My test involves a couple of threads writing some known set of values to the queue, and a consumer thread polling (when the buffer is not empty) and summing all, and verifying the correct result is obtained. With 2 or more producers, I get inconsistent sums (and with 1 producer, it works).

Any help would be much appreciated. Thank you!

Here is the code:

struct ring_buf_entry {
  uint32_t seqn;
};

struct __attribute__((packed, aligned(8))) ring_buf {
  union {
    struct {
      volatile uint32_t tail;
      volatile uint32_t head;
    };
    volatile uint64_t snapshot;
  };
  volatile struct ring_buf_entry buf[RING_BUF_SIZE];
};

#define RING_SUB(x,y) ((x)>=(y)?((x)-(y)):((x)+(1ULL<<32)-(y)))
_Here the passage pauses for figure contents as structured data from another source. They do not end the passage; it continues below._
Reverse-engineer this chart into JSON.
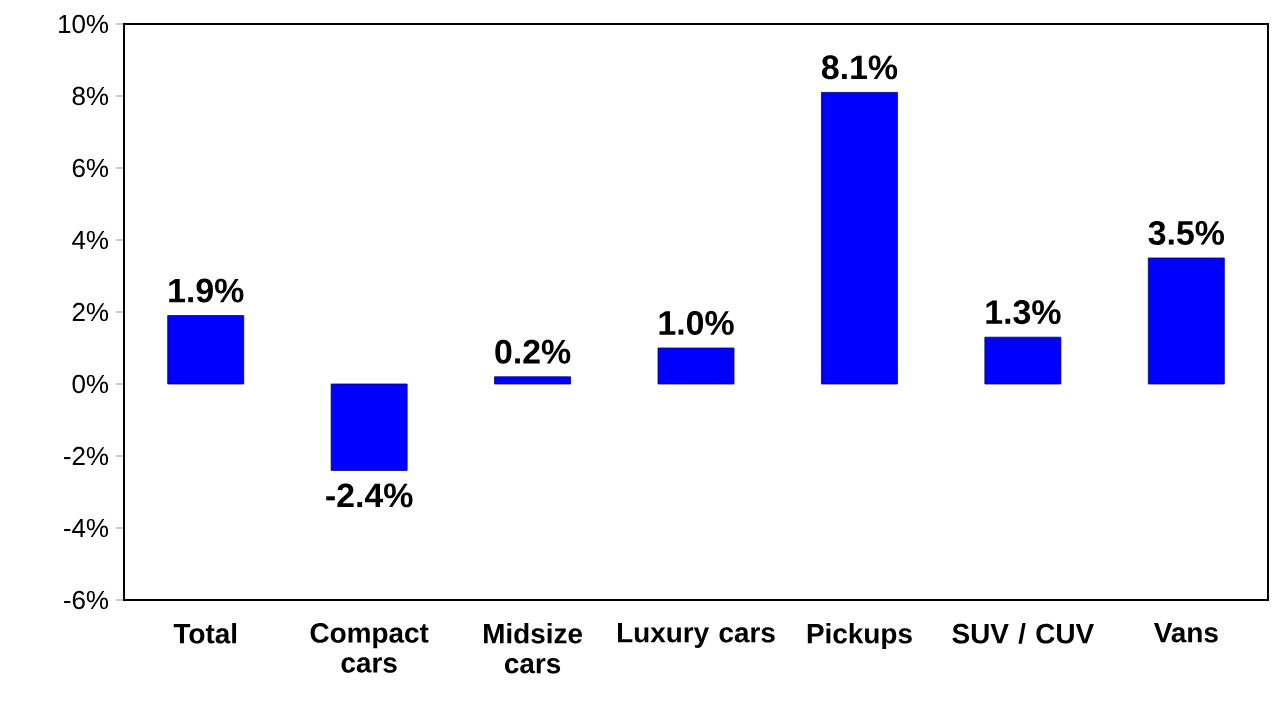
{
  "chart_data": {
    "type": "bar",
    "categories": [
      "Total",
      "Compact cars",
      "Midsize cars",
      "Luxury cars",
      "Pickups",
      "SUV / CUV",
      "Vans"
    ],
    "values": [
      1.9,
      -2.4,
      0.2,
      1.0,
      8.1,
      1.3,
      3.5
    ],
    "value_labels": [
      "1.9%",
      "-2.4%",
      "0.2%",
      "1.0%",
      "8.1%",
      "1.3%",
      "3.5%"
    ],
    "color": "#0000ff",
    "ylim": [
      -6,
      10
    ],
    "yticks": [
      {
        "value": -6,
        "label": "-6%"
      },
      {
        "value": -4,
        "label": "-4%"
      },
      {
        "value": -2,
        "label": "-2%"
      },
      {
        "value": 0,
        "label": "0%"
      },
      {
        "value": 2,
        "label": "2%"
      },
      {
        "value": 4,
        "label": "4%"
      },
      {
        "value": 6,
        "label": "6%"
      },
      {
        "value": 8,
        "label": "8%"
      },
      {
        "value": 10,
        "label": "10%"
      }
    ],
    "grid": false
  }
}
static void ring_buf_push(struct ring_buf* rb, uint32_t seqn)
{
  size_t pos;
   
  while (1) {
    // rely on aligned, packed, and no member-reordering properties
    uint64_t snapshot = __atomic_load_n(&(rb->snapshot), __ATOMIC_SEQ_CST);
    // little endian.
    uint64_t snap_head = snapshot >> 32;
    uint64_t snap_tail = snapshot & 0xffffffffULL;

    if (RING_SUB(snap_tail, snap_head) < RING_BUF_SIZE - MAX_PRODUCERS + 1) {
      uint32_t exp = snap_tail;
      if (__atomic_compare_exchange_n(&(rb->tail), &exp, snap_tail+1, 0, __ATOMIC_SEQ_CST, __ATOMIC_SEQ_CST)) {
        pos = snap_tail;
        break;
      }
    }

    asm volatile("pause\n": : :"memory");
  }

  pos &= RING_BUF_SIZE-1;

  rb->buf[pos].seqn = seqn;
    
  asm volatile("sfence\n": : :"memory");
}

static struct ring_buf_entry ring_buf_poll(struct ring_buf* rb)
{
  struct ring_buf_entry ret = rb->buf[__atomic_load_n(&(rb->head), __ATOMIC_SEQ_CST) & (RING_BUF_SIZE-1)];
  __atomic_add_fetch(&(rb->head), 1, __ATOMIC_SEQ_CST);
  return ret;
}
Mihir Shah
  • 39
  • 1
  • 5
  • FYI, instead of `__attribute__((packed))`, you could just apply C11 `_Alignas(8)` to the 8-byte union member of the struct, or to `snapshot`. (Or `#include ` to define `alignas` as `_Alignas`.) You don't need `packed` for anything, just alignment of that one member even on a weird compiler that would invent padding where none is needed. – Peter Cordes Jul 03 '22 at 02:07
  • x86 `sfence` is useless unless you're using NT stores. Normal stores are already ordered at run-time, you only need to prevent compile-time reordering if you want store ordering, thus `asm("":::"memory")`. See [When should I use \_mm\_sfence \_mm\_lfence and \_mm\_mfence](https://stackoverflow.com/a/50780314). But see also [Who's afraid of a big bad optimizing compiler?](https://lwn.net/Articles/793253/) on LWN re: using barriers without `volatile` for stores that should be visible across threads. Oh, but `buf[]` is already `volatile`. Also not sure why you want a store-store barrier there – Peter Cordes Jul 03 '22 at 02:11
  • Since it's a single-consumer queue, the reader doesn't seem to need an atomic RMW to increment `head`. It could just load head into a temporary, and separately atomic-store `old_head+1`. I haven't spotted what might be causing a bug with multiple producers, but that shouldn't make it worse. – Peter Cordes Jul 03 '22 at 02:20
  • How does the `ring_buf_poll` reader know the queue isn't empty? What if it runs faster than the producers, and loops around to re-read sequence numbers it's already seen? With multiple producers contending with each other, perhaps that's happening. – Peter Cordes Jul 03 '22 at 02:21
  • BTW, `RING_SUB` looks over-complicated. 32-bit unsigned subtraction Just Works even across wrap-around. e.g. `0x01 - 0xff` gives 2 in 8-bit unsigned. `0x1 - 0x2` gives `0xff` in 8-bit unsigned, the max value. So you can zero-extend to 64 *after* subtraction if you want/need. – Peter Cordes Jul 03 '22 at 02:25
  • 1
    Oh ok, thank you for this feedback, I will incorporate into my implementation. I had a testing bug along the lines of what you described. – Mihir Shah Jul 03 '22 at 18:22

0 Answers0